Performs an exclusive or of the numbers from the first and second given registers and stores them in the third register.

Memory

i.{at,by} :_ # i.at :_ :_ i.by :_ [label]

|--------|--------|--------|--------|--------|--------|--------|--------|
 00100000 00000000 10000000 ri..0000 dddddddd dddddddd dddddddd dddddddd

: ri.. The register to inload from memory
: d    The offset from the address of the word containing this instruction

|--------|--------|--------|--------|--------|--------|--------|--------|
 00100000 00000000 11000000 ri..r@.. 00000000 00000000 00000000 00000000

: ri.. The register to inload from memory
: r@.. The register containing the address in memory to read from

|--------|--------|--------|--------|--------|--------|--------|--------|
 01100000 00000000 10000000 ri..0000 00000000 00000000 00000000 00000000
 @@@@@@@@ @@@@@@@@ @@@@@@@@ @@@@@@@@ @@@@@@@@ @@@@@@@@ @@@@@@@@ @@@@@@@@

: ri.. The register to inload from memory
: @    The address in memory to read from

Reads a value from an address in memory into the specified register

o.{at,by} :_ # o.at :_ :_ o.by :_ [label]
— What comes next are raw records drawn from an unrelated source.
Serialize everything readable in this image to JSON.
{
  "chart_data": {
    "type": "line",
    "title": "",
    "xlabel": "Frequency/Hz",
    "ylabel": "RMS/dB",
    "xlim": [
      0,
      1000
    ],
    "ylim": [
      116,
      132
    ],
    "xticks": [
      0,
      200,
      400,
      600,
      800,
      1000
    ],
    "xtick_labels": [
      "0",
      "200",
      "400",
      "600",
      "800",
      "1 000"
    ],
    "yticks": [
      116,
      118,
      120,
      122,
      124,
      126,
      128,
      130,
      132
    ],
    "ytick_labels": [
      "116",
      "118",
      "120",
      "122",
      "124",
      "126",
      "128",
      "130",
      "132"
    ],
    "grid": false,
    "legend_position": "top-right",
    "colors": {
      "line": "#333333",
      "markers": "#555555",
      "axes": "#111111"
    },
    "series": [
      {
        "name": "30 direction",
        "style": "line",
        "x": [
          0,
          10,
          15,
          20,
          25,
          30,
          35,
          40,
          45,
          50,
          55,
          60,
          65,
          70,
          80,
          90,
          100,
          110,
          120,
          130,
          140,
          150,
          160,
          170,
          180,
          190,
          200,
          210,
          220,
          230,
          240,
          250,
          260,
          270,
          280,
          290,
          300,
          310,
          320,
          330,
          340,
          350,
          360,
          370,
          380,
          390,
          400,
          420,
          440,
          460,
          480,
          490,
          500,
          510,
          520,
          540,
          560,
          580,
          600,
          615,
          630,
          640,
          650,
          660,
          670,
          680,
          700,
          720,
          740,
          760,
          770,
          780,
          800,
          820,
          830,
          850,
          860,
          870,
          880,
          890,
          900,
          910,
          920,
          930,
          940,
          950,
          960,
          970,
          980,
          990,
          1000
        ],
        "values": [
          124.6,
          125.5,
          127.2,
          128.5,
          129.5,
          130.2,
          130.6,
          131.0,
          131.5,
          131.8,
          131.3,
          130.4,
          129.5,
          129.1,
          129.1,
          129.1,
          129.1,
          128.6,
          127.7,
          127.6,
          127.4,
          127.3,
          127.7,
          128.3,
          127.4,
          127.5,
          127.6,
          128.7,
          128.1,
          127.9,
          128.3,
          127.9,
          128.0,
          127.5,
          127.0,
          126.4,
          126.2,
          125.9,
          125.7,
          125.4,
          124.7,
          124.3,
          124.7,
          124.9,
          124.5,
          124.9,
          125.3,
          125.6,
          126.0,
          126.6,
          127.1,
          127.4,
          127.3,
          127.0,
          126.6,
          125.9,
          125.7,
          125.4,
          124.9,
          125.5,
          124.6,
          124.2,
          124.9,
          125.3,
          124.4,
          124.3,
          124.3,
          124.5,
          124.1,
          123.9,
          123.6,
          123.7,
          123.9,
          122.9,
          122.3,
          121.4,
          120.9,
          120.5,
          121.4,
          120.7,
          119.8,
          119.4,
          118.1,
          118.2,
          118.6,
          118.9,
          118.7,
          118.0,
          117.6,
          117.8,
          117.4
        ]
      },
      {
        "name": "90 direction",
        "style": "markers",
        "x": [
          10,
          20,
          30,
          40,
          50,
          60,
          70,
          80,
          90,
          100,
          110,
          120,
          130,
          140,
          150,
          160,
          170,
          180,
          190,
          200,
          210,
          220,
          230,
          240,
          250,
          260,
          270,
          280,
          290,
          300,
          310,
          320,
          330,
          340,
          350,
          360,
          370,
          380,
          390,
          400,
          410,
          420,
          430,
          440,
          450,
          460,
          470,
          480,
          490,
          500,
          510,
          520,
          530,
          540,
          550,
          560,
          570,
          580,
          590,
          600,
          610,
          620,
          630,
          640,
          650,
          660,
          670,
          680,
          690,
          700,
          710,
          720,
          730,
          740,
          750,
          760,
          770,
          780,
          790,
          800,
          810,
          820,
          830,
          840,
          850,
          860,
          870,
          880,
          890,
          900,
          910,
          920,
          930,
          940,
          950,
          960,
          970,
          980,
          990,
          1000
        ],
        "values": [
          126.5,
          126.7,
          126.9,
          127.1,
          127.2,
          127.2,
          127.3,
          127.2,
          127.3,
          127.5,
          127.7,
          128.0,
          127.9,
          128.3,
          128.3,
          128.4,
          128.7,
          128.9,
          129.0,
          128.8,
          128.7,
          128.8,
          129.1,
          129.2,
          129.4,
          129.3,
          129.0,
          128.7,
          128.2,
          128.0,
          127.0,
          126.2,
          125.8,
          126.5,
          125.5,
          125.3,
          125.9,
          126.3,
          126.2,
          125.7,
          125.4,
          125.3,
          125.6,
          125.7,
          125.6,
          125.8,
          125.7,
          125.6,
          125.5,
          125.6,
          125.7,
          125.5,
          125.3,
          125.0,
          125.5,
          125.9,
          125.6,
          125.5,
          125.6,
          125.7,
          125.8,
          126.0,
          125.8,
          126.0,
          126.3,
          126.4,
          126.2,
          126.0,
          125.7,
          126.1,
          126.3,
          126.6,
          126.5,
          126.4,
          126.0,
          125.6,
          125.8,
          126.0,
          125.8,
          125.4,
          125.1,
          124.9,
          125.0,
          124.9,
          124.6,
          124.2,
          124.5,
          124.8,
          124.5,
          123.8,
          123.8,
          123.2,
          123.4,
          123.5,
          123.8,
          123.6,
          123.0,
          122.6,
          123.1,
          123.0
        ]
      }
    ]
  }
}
|--------|--------|--------|--------|--------|--------|--------|--------|
 00010000 00000000 10000000 ro..0000 dddddddd dddddddd dddddddd dddddddd

: ro.. The register to outload to memory
: d    The offset from the address of the word containing this instruction

|--------|--------|--------|--------|--------|--------|--------|--------|
 00100000 00000000 11000000 ro..r@.. 00000000 00000000 00000000 00000000

: ro.. The register to outload to memory
: r@.. The register containing the address in memory to write to

|--------|--------|--------|--------|--------|--------|--------|--------|
 01010000 00000000 10000000 ro..0000 00000000 00000000 00000000 00000000
 @@@@@@@@ @@@@@@@@ @@@@@@@@ @@@@@@@@ @@@@@@@@ @@@@@@@@ @@@@@@@@ @@@@@@@@

: ro.. The register to outload to memory
: @    The address in memory to write to

Writes a value from the specified register into memory at an address

Registers

  • One of the registers could be used to store the thread/core number? Timers?
  • Instructions to push/pop entire register set states on and off of the stack

Hypervisor

  • Enable a "hypervisor" to schedule bounded work on cores (i.e. must return eventually)
  • Limit its access to a certain parts of memory

Threading

  • Enable a single VM to have multiple "cores"

Cores

  • In addition to a register bank, I think each core should have some working memory? Perhaps like, 4kb?

Bus

  • What would a minimal "bus" implementation look like?

Sys

  • What should the Lun binary/executable format look like?

Instructions

  • Should instructions have condition predicates built in (like ARM)?

  • Instructions should be as wide reaching as possible. If something can already be done with a single instruction, don't make a more specific one. Sugar and shorthands can be handled at assembly time, so there's no need to make the decoding and runtime logic more complex than it needs to be by duplicating functionality.